At the end of each day my ears fairly buzz with the sounds of the world around me. I feel the noises bouncing around my brain, drowning my thoughts and cluttering up my mind with useless stimuli that serves only to distract me. The hum of electricity generates a noise of its own between my ears, a persistent whining sound, somewhere between the slightly out of tune peal of bells and (for those of you old enough to remember it) that awful sound you used to get on your television when the VCR wasn’t switched on. If I didn’t know how to siphon off all this noise and built up energy I swear I’d go mad. I’d be like Michael Douglas in that film Falling Down when he finally snaps and just goes around killing people. Really I would. Fortunately I’ve got the resources to minimise the effect it all has on me but I often wonder if the bombardment of all this noise does play a part in influencing those who genuinely do go completely crazy.
I seem to spend half my life switching things down or off. I walk into rooms and automatically look for the remote to shut televisions and radios up. I close windows to block out the sounds of children playing or the squawk of some youth’s rock music blaring out from his clapped out banger - the music he plays at full volume with all the windows wound down.... (It’s a wonder I don’t wear my hexing finger out!) As for that man who wakes me up at stupid o clock on a Sunday morning walking up and down the streets singing “Any old irrrrron!” I’m liable to kill him some time soon. And I think you probably know me well enough now to know that I mean that with all sincerity.
Achieving total and blissful silence in the modern world is just about impossible. We use sound to block out sound, sticking headphones on in the hope of blocking out some of the noise that assaults us as we go about our daily lives. We turn up our own music to drown out the sound of other people’s melodies. Turning up the volume has become the way we deal with the world. Its all about becoming the loudest, only those who generate sufficient decibels to win the war of the noise can have any hope of hearing what they want to. And what they want to hear certainly doesn’t appear to be silence.
I sometimes wonder if people actually know how to be quiet any more. Always there is music blaring out, the television on (but not being watched), mobile phones spewing out their tinny little tunes, pointless nattering between people on buses. People no longer know how to be still, untouched by stimuli, peaceful and aware, receptive not to the humdrum of modern life but of something less tangible, a silence beyond the buzz, a world we have forgotten how to listen to.
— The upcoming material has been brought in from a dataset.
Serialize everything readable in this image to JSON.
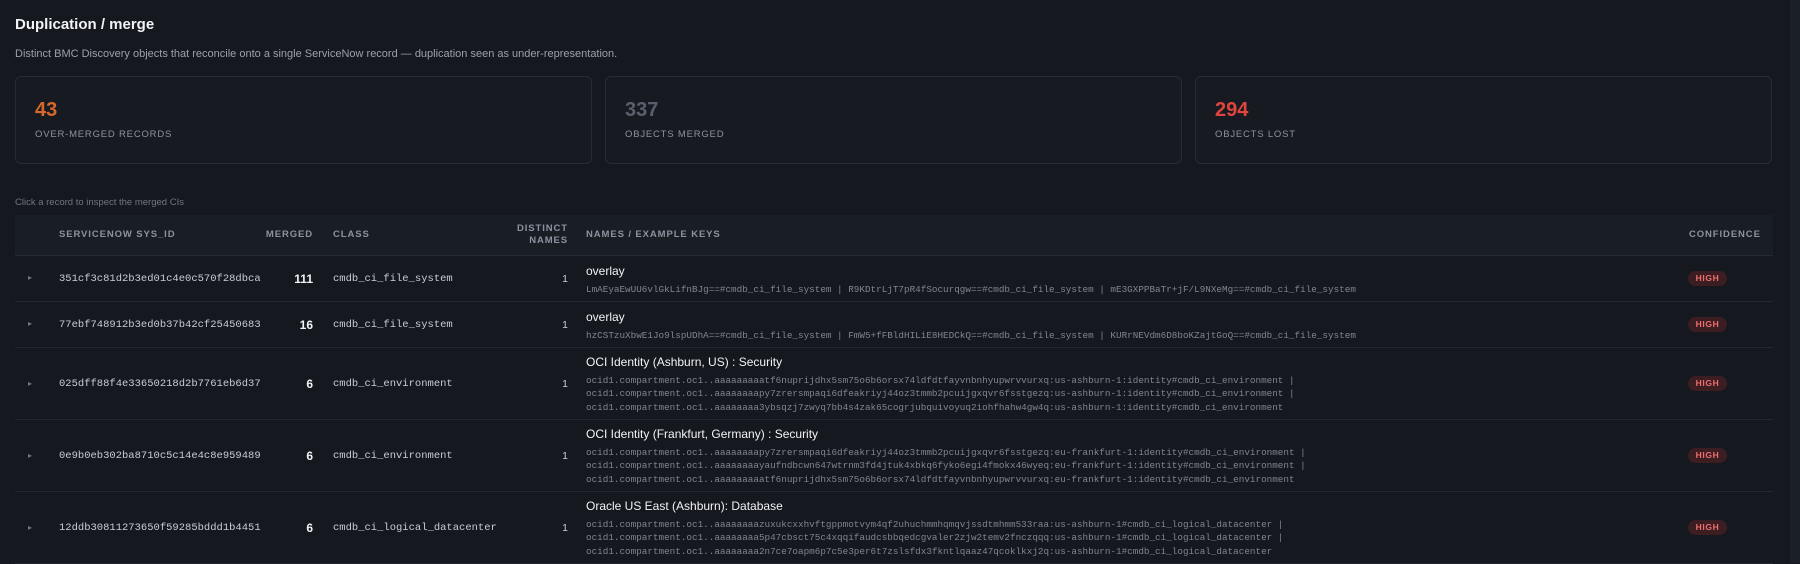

A friend told me the other day that she is frightened of silence, she cannot bear to be alone with her own thoughts because they turn inward and hurt her. I wonder if the rest of the world feels the same way, if people use sound as a way of avoiding their own thoughts and negating the need to be in tune with who they are and how they respond to the life they are living. Its sad in a way and its a dangerous way to live as the time will undoubtedly come when the noise temporarily and the silence will confront those least equipped to deal with it.
I turn off the noise because secretly I'm not all that enamoured of the real world. I dislike other people (not individuals but people en masse), I dislike having thoughts and images forced into my mind, I dislike having my inner monologues interrupted and broken by the mundanity of unwelcome sounds. I like to live in my own little world where I spend my time listening to my own thoughts. I can't imagine ever wanting to tune out the essence of who I am and choosing to live in a world of distractions.
I personally think the quickest way to a sane and healthy life (and I sure we're all in agreement that the Degu Witch is a shining example of sanity...) is to spend some time tuning out the modern world and learning to be at peace within your own head. If that means switching the tv or radio off occasionally, I advise you do it. Seek out those rare moments of silence and solitude and learn to listen to your own thoughts. The modern world isn't always an easy place to live, but its a much harder place for those who allow the constant buzz of noise to drown out the peace inside their own heads.